Although the FP-Growth Algorithm is very efficient and one of the most popular association mining methods, it doesn't provide tools to effectively apply temporal constraints in a simple and efficient way as cSPADE does (see section~\ref{sec:the_spade_algorithm})
\section{The R language}
\label{sec:the_r_language}
For the implementation and execution of the already mentioned methods and algorithms, it is necessary to choose a development environment. There are several options available for Data Mining purposes, and furthermore, algorithms usually are already implemented in several languages as libraries. However, we have found a language of special interest for our purposes: \emph{the R language}\cite{ihaka1996r}.
R is a free software programming language and a software environment for statistical computing and graphics. The R language is widely used among statisticians and data miners for developing statistical software and data analysis\cite{vance2009data,quick2010statistical}.
As a development environment, the \emph{RStudio}\cite{racine2012rstudio} IDE provides a very comfortable environment for R development. Furthermore, it has a server version which allows for easy computation on remote data mining servers.
\section{The Rule Engine}
It is important to distinguish between the development environment, for which we chose the R language and RStudio (see section \ref{sec:the_r_language}) and the final system itself, which does not need to be implemented or rely on the same technologies used for knowledge discovery.

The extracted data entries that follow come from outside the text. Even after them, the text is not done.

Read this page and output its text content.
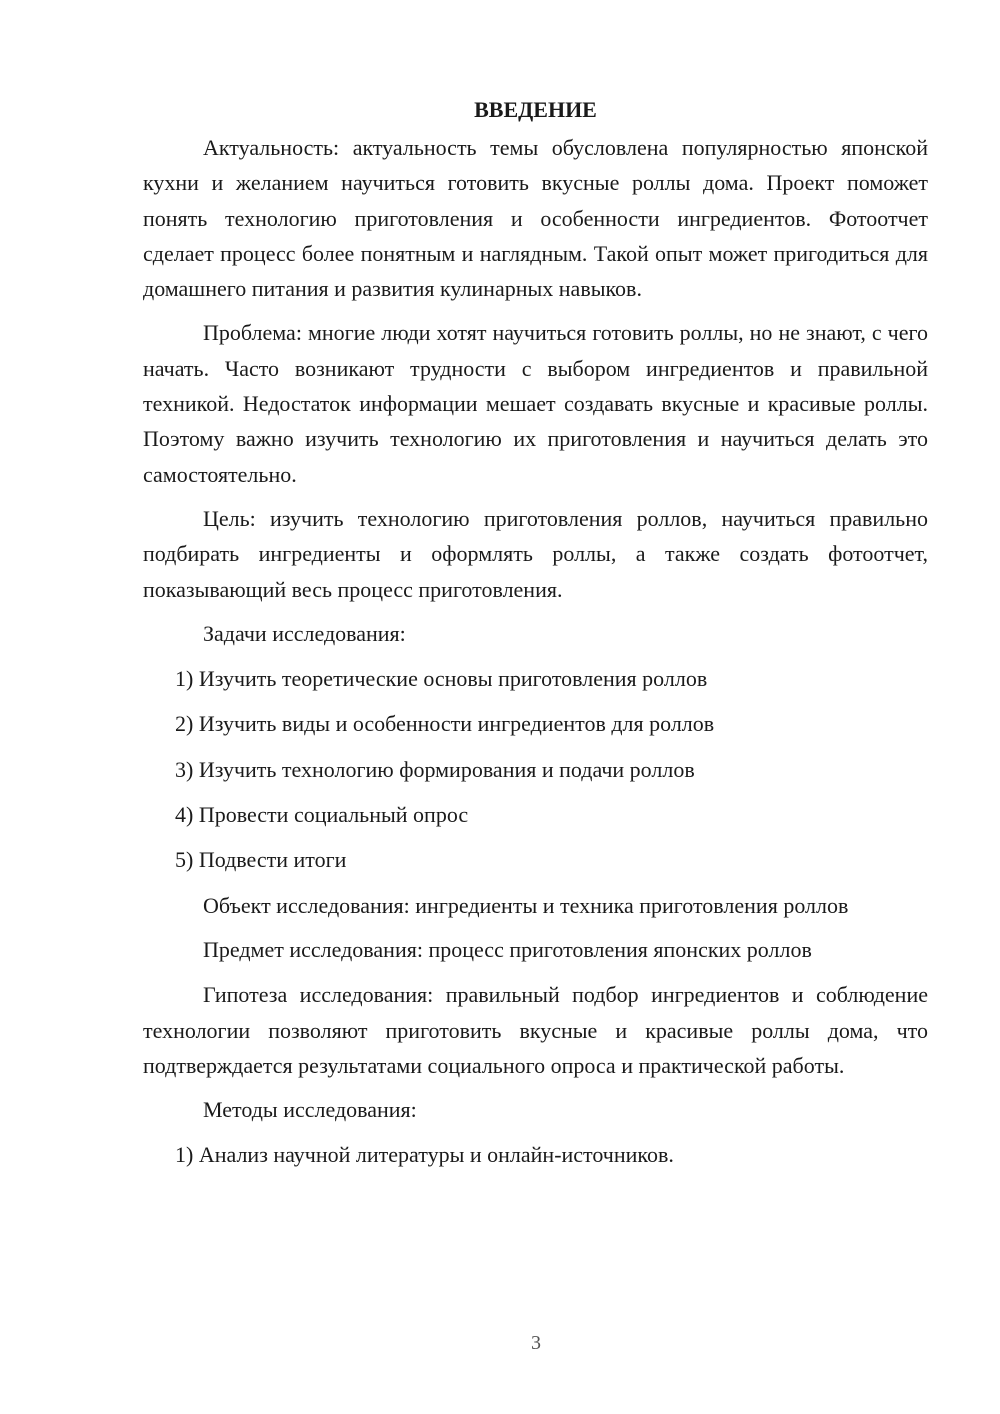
ВВЕДЕНИЕ

Актуальность: актуальность темы обусловлена популярностью японской кухни и желанием научиться готовить вкусные роллы дома. Проект поможет понять технологию приготовления и особенности ингредиентов. Фотоотчет сделает процесс более понятным и наглядным. Такой опыт может пригодиться для домашнего питания и развития кулинарных навыков.

Проблема: многие люди хотят научиться готовить роллы, но не знают, с чего начать. Часто возникают трудности с выбором ингредиентов и правильной техникой. Недостаток информации мешает создавать вкусные и красивые роллы. Поэтому важно изучить технологию их приготовления и научиться делать это самостоятельно.

Цель: изучить технологию приготовления роллов, научиться правильно подбирать ингредиенты и оформлять роллы, а также создать фотоотчет, показывающий весь процесс приготовления.

Задачи исследования:

1) Изучить теоретические основы приготовления роллов
2) Изучить виды и особенности ингредиентов для роллов
3) Изучить технологию формирования и подачи роллов
4) Провести социальный опрос
5) Подвести итоги

Объект исследования: ингредиенты и техника приготовления роллов

Предмет исследования: процесс приготовления японских роллов

Гипотеза исследования: правильный подбор ингредиентов и соблюдение технологии позволяют приготовить вкусные и красивые роллы дома, что подтверждается результатами социального опроса и практической работы.

Методы исследования:

1) Анализ научной литературы и онлайн-источников.
3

For the implementation of the final prototype, it is convenient to use an already-existing rule engine\cite{liang2009openrulebench}, as these engines are significantly complex and therefore a custom implementation is less advisable than relying on an already existing and developed one.
Due to the environment in which the prototype is to be deployed, we are entitled to use Java for its implementation. One of the most popular rule engines for Java environments is the \emph{Drools Expert}\cite{browne2009jboss,proctor2007relational} framework, which we will use for the implementation of the prototype.